Microchip…..or to not Microchip?

Bells Shows her Microchip getting scanned

Do you really need a microchip for your dog or cat?

A microchip is a rice grain sized pellet that is injected under the skin of your pet that allows the animal to be traced back to the owner if the pet becomes lost or escapes his/her confines.  The whole procedure at your vet, from parking the car to hugging the receptionist good bye takes less than a half hour.  Is it painful?  Consider what you might feel if donating blood, that’s it.  The deal includes a tag with a phone number to call and a chip ID if the animal is discovered by a person without a scanner. (Most shelters and animal control agents carry a scanner that recognizes the chip).

Do you really need a microchip for your dog or cat?  Listen to this.

Bella Kerns Microchip scan demo

Nokomis, my Golden Retriever, was perfect in all ways except for her congenital absence of common sense; a malady that would manifest in her going on aimless walk a-bouts when the opportunity presented it self.  (Once into mud filled retention pond to snack on some duck poop.)

Sometime ago after my son’s had numerous kids over to challenge my homeowners policy for an afternoon on the trampoline, the gate to the yard was left open after all the friends dispersed.  Her absence went unnoticed until my own family gathered for dinner.

Neighbors were recruited and a massive search was initiated through the subdivision.  Teams started on the fringes and were instructed to circle back into the central starting point.  Special focus was given to any area that had a collection of people; a strong attraction for Nokomis.  Where there are people, there is food.

As the sun set there were sad faces at the prospect of the dog not being found and her spending the night in harms way. My son’s were beside themselves with grief.  Four hours of looking passed and still no dog.  We surrendered to the night and the heartache that something tragic had occurred.  Upon return to the house I noticed that the light on the answering machine (remember those) was flashing, so naturally I picked up the messages.

There were three messages; all from the microchip company that I had forgotten I had used to tag the dog.  The joy returned to my boy’s faces when they learned that someone had found Nokomis.

For the record, she was five houses away from her own home.  Nokomis had gone missing … just three hundred yards from her home port; sitting in some guy’s man cave on a sofa, crunching Milk Bone biscuits in between naps. Her new friend, a Yellow Lab, sat beside her.  In hind sight I realized my dog probably heard us earlier as we passed on the street just outside the garage calling her name. Maybe dog treats makes ‘em deaf, I don’t know. The unknown neighbor reported Nokomis was a wonderful guest and she was welcome anytime.
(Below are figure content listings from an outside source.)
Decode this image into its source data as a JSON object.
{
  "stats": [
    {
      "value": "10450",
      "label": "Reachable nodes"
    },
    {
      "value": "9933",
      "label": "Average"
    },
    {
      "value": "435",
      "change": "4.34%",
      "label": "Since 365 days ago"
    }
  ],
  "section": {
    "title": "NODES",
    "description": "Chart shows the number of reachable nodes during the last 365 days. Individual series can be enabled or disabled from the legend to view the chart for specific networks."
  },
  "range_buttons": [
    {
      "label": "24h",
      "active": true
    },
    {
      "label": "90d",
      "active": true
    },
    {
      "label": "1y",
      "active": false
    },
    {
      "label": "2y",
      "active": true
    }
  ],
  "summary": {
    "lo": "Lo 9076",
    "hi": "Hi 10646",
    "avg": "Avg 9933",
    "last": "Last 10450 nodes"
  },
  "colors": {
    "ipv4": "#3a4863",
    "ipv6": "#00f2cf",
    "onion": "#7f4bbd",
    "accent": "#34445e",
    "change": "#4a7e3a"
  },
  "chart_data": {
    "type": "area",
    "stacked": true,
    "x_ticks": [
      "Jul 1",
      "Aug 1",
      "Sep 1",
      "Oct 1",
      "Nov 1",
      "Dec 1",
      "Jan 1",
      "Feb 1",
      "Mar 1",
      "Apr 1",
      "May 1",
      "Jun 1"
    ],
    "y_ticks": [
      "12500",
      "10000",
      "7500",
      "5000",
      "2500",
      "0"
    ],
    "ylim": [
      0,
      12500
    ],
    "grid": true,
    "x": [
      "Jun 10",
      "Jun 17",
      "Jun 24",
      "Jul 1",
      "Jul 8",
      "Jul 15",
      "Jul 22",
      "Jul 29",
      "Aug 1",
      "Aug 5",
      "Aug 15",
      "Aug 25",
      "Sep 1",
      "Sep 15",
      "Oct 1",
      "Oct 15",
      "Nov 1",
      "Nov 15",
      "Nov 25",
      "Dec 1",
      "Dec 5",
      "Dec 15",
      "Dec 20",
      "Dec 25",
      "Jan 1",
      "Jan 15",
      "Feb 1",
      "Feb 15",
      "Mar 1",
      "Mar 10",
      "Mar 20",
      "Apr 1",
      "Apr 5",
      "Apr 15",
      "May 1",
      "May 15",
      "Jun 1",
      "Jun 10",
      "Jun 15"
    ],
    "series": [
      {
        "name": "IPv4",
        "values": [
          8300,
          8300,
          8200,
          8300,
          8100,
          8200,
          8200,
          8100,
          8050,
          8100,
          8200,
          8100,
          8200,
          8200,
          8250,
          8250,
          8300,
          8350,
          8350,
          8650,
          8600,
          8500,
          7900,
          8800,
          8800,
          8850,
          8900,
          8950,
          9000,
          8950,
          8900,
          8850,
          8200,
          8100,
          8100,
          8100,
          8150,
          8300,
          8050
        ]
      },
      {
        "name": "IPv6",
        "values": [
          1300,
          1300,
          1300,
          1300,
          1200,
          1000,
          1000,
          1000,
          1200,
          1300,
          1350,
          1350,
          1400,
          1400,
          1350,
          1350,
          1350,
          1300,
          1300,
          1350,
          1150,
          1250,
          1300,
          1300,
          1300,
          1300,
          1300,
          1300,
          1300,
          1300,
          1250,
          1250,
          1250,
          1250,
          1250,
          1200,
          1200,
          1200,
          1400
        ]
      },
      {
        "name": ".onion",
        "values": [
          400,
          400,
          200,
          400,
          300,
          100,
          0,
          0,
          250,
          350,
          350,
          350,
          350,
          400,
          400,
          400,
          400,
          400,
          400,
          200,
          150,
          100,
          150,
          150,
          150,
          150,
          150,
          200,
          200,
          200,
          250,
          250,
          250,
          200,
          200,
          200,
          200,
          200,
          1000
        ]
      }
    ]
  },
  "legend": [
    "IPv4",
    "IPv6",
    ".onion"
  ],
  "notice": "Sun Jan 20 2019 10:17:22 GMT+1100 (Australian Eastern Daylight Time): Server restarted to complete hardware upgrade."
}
We smile now, but think often of all the dangers she could have been faced with that night she went missing.  Most pets would experience the anxiety that we felt that if they became lost or separated from the ones that they come to depend on and love.

Do you really need a microchip for your dog or cat?

Absolutely.  Ask your Veterinarian today because that microchip could help you find ‘em fast, no matter how far they had wandered. That’s a beautiful thing.

The cost?

It doesn’t matter; you’re buying peace of mind.  Just ask my sons.

Thank you to the Kern’s Family for allowing Bella to show that having your microchip scanned is very easy and quick!



  1. As you know, all of my dogs are microchipped. But what do you do when the new vet you take your animal to does not have the correct reader to read the chip? Then it appears that the pup has no chip. If the dog is lost and then found by someone other than the owner, it would appear that the dog is a stray and might end up in a shelter or worse. Why are there not universal readers? Or if there are, why don’t all vets have one. Case in point, I just took my dogs to have their nails clipped at the local vet in Custer, SD. The newest member of our pack had his microchip inserted while he was in the Artesia, NM shelter. The chip is registered with AKC. Due to some clerical error, his chip number online is different than the number I have in his records. The vet here cannot read his chip because she doesn’t have the right reader. If he came in as a stray he would be taken to a shelter, where I hope they would have the right reader, but maybe not. Any thoughts on this matter AMC?